The other night I had the craziest case of the hiccups and I was flipping out. B assured me that he could help after I complained to everyone and anyone that would listen. He pulled me aside on the sidewalk and told me to focus straight into his eyes. Naturally I thought it was silly and creepy but he assured me that it would work. I started for like 20 seconds and then I heard "Rach!" someone yelled, I looked to the left. "NO!" B said, look at me and only me. I resumed. "tell me when you have the urge to hiccup" "right now" I said, like a kid learning how to ride a 2 wheeler for the first time, anticipating their fall. "Really?, k, just keep focusing into my eyes" Nothing came out. "Wait, now" I screamed, again nothing. After 2 solid minutes of intimate/awkward soul gazing, my hiccups were gone. It was riveting. I was shocked that I was able to even hold the stare for that long because I have a very hard time looking anyone in the eye for more than a few seconds. I find it to be very intimate. Anyway- B rules to the max.
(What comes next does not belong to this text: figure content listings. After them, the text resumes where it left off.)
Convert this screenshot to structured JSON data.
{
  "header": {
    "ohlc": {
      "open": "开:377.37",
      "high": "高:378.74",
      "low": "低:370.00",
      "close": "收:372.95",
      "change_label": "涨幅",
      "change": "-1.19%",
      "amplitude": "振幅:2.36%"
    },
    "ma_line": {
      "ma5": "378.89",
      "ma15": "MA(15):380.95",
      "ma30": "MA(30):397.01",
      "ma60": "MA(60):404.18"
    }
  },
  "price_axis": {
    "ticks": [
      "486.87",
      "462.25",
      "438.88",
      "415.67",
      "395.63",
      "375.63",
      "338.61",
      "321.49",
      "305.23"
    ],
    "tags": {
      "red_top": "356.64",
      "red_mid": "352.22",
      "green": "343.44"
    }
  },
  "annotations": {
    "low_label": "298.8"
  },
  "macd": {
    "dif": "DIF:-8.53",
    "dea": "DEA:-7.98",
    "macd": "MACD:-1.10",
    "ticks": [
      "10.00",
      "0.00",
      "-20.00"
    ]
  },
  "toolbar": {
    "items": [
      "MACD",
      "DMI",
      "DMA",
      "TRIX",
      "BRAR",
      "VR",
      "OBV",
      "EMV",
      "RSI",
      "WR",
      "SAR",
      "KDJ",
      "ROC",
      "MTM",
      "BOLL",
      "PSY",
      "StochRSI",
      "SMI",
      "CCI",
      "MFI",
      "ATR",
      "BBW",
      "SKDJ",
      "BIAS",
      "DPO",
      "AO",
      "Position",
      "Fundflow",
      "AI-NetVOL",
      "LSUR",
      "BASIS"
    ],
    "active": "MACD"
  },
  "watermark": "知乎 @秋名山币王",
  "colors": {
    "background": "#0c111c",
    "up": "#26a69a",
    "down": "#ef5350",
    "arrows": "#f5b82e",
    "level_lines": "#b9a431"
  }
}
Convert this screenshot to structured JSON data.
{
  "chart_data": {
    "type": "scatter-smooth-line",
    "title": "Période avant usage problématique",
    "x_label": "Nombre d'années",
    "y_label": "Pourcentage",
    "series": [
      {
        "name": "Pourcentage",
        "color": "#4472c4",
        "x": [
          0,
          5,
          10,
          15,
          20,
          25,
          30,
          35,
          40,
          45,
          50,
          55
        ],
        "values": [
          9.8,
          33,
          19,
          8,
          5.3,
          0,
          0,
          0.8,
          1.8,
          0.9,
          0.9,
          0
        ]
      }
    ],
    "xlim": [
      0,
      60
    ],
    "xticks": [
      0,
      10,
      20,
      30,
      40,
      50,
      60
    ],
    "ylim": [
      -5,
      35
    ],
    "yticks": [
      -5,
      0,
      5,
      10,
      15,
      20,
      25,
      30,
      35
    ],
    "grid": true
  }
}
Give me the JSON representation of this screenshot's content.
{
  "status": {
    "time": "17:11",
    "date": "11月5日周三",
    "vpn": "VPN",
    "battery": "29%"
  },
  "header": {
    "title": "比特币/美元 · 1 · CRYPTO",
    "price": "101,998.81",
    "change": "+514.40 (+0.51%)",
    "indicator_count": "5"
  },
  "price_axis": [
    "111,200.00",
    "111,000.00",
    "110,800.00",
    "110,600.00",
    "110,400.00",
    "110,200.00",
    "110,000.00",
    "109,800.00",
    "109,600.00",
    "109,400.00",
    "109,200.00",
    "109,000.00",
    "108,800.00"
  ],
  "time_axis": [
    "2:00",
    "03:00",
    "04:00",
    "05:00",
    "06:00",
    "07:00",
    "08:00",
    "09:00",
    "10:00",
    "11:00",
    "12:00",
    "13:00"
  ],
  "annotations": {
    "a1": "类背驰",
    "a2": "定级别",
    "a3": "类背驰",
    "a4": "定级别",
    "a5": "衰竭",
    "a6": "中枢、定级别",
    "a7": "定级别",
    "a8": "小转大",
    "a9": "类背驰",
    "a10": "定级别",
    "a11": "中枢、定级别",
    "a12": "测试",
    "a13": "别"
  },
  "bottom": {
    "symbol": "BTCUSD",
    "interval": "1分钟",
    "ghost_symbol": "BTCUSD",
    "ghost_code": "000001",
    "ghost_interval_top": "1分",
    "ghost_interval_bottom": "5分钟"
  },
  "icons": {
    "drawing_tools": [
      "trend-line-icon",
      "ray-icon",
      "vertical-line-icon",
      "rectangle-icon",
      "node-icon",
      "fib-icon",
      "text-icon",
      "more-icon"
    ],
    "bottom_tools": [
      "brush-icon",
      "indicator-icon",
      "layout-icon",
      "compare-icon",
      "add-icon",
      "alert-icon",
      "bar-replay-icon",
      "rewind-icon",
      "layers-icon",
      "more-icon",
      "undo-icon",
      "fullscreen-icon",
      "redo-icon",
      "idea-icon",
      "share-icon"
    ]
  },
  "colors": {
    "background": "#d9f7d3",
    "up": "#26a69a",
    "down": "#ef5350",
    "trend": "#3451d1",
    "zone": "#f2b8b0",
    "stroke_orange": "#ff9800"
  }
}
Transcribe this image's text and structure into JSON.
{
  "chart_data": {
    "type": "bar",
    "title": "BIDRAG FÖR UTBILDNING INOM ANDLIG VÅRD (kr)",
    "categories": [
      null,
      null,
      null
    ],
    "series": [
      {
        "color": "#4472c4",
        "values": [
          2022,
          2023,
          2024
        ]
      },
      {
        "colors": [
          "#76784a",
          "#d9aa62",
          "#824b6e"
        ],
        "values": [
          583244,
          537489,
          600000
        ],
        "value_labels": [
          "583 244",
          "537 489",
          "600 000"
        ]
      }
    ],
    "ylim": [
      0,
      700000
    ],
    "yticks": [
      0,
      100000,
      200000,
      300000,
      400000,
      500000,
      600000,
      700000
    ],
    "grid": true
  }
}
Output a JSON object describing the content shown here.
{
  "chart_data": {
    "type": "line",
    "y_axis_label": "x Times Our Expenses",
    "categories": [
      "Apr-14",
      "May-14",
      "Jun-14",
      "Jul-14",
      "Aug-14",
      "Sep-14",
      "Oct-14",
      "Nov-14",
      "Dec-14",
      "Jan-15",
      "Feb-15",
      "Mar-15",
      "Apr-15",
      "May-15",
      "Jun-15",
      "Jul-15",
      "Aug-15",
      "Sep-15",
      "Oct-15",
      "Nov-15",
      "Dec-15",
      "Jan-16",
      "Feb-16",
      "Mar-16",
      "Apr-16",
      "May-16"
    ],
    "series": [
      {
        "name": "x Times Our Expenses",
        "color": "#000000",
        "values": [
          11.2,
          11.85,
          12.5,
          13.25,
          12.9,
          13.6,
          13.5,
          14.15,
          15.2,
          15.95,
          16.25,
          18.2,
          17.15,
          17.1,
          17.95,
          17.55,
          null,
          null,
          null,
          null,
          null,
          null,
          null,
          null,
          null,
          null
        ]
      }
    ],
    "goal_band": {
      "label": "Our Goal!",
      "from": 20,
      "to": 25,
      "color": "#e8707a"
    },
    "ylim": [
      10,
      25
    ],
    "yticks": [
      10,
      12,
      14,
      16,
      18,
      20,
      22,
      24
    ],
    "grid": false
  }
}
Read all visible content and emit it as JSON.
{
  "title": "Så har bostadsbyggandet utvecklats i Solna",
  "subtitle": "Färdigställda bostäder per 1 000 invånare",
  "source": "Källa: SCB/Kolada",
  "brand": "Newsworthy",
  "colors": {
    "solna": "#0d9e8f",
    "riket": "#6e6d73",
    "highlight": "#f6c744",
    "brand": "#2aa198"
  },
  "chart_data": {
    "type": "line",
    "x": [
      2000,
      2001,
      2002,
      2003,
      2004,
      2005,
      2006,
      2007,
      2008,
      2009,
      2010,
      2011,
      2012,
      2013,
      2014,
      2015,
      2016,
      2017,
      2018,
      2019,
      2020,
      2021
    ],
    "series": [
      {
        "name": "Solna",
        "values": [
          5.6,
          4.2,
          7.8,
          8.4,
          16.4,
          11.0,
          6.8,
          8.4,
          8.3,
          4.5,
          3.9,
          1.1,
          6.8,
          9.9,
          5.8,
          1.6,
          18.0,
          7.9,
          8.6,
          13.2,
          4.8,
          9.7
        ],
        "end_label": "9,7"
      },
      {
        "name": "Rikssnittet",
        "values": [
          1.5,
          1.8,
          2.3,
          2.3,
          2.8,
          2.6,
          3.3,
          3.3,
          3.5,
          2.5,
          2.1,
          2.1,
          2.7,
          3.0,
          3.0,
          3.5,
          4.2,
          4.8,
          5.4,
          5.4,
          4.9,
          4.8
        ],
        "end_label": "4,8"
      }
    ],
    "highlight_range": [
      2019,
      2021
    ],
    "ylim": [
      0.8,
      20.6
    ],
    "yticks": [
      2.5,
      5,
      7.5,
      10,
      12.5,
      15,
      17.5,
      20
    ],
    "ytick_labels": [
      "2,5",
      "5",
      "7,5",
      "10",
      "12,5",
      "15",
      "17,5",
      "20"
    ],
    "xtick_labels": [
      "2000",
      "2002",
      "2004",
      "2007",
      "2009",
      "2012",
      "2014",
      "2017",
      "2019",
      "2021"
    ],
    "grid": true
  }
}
Obamas speech tonight took me back to my HS days when we watched the Martin Luther King footage. His voice was so loud and intense, I was convinced that he was MLK reincarnated. I was just waiting to hear the gunshots in the background. Thank gd they never came. Ill leave the politics talk for tomorrow nights dinner.
I love DVO. Hes seriously one of my most favorite people in the world. Always game when I am.